Brazil may have been all but out of the group going into the match against Cameroon, yet hadn’t done it in style. They had required the referee’s help to beat Croatia and were unconvincing against Mexico, but Cameroon should have provided an easier test, making a strong case for them being the tournament’s worst team against Mexico and Croatia.
Luiz Felipe Scolari recalled Hulk into his 4-2-3-1 at the expense of Ramires and Volker Finke continued with the 4-3-3 but made a number of changes to his defence and midfield.
Unlike their previous two games, Cameroon pressed high up the pitch against the Brazilian defence with some success, pouncing on some lazy passes early on. This shifted the Cameroon midfield high up the pitch though, leaving the defence lacking cover. Combine this with the Brazil attackers pressing, and the Cameroon defence had a tough evening.
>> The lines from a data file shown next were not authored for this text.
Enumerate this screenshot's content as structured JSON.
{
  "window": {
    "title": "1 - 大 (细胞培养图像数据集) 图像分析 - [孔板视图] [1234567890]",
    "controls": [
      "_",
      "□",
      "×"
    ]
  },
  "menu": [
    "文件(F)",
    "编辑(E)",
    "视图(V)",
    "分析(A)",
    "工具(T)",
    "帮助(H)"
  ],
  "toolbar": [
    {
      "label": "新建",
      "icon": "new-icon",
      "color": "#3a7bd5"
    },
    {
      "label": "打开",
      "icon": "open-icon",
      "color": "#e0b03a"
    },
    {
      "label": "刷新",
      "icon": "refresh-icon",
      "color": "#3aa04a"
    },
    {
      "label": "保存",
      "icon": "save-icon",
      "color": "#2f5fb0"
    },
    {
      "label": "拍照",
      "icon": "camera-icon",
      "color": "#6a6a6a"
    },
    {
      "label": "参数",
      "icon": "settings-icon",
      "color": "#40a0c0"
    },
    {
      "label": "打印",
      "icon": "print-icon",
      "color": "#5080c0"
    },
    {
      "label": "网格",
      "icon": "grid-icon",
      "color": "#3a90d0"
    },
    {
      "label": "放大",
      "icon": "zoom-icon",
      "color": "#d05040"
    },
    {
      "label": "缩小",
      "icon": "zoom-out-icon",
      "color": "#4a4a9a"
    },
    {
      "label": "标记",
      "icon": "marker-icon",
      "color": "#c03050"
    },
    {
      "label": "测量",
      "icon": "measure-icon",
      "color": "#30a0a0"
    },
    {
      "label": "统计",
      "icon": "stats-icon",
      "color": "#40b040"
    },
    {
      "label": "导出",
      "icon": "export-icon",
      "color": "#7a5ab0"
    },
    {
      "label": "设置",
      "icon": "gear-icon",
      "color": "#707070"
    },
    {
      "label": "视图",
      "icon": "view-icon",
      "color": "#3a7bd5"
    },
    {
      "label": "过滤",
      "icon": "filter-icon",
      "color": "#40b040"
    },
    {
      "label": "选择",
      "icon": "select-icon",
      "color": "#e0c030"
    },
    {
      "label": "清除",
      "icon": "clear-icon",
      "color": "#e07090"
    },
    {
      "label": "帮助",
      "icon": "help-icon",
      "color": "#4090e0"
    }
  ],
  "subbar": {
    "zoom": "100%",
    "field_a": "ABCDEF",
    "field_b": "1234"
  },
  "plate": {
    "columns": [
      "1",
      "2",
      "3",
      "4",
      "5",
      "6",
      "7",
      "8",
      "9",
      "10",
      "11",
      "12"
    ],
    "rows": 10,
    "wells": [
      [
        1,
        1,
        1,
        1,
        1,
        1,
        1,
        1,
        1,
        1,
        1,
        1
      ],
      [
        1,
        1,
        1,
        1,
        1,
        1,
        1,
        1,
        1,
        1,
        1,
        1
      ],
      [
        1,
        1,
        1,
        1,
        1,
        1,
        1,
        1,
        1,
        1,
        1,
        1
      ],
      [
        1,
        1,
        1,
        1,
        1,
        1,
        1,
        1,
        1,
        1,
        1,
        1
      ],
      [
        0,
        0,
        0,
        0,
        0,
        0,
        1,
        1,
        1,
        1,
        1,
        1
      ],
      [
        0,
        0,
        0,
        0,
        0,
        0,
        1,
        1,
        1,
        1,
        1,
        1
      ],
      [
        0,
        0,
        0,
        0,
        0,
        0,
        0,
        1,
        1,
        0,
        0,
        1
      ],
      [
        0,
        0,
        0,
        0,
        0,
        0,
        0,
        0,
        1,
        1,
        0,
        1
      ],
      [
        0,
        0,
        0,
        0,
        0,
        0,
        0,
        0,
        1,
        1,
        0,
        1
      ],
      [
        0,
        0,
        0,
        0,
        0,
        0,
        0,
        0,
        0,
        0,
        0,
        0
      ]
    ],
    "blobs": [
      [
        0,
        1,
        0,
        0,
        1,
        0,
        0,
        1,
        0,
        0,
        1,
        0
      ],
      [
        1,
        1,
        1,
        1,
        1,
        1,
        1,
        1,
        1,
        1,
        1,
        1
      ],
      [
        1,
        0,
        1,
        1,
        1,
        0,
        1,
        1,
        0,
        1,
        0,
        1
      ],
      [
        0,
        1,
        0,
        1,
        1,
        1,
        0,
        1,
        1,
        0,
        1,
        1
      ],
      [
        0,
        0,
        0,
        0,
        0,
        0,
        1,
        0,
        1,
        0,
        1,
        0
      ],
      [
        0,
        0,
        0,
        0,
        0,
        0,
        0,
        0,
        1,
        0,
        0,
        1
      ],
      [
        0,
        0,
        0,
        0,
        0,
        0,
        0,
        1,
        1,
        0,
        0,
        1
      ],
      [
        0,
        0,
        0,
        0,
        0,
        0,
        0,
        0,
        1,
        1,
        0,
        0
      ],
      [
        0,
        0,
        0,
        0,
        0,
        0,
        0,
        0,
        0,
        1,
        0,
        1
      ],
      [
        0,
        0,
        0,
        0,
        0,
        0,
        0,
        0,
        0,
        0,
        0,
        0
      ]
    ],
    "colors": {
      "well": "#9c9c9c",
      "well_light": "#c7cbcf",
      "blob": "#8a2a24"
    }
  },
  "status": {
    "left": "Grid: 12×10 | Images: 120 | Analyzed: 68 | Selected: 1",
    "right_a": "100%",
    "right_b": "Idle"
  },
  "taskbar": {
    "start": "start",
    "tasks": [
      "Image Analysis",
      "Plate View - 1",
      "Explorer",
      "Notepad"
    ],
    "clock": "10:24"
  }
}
Given the difficulty Brazil have had breaking down teams, it might have been better for Cameroon to sit back, but instead Brazil were able to hit long balls forward and pressure the second ball. Kick and rush, basically.
The first goal came from Luis Gustavo stealing the ball from Benjamin Moukandjo and hitting a cross in to Neymar while the Cameroon defence was at sea. They equalised from a set-piece but Brazil took the lead again not long after – a long ball was sent forward, Cameroon headed it away, Brazil pressured whoever picked it up and got it to Neymar for his second. They didn’t surrender their lead again, grabbing another two goals as they dominated the game.
There was some good play on show from Brazil at last, but Cameroon played into their hands. The only thing to really take from the match is that Fernandinho is far superior to Paulinho, having done more after the half-time switch than the Spurs man has in three games.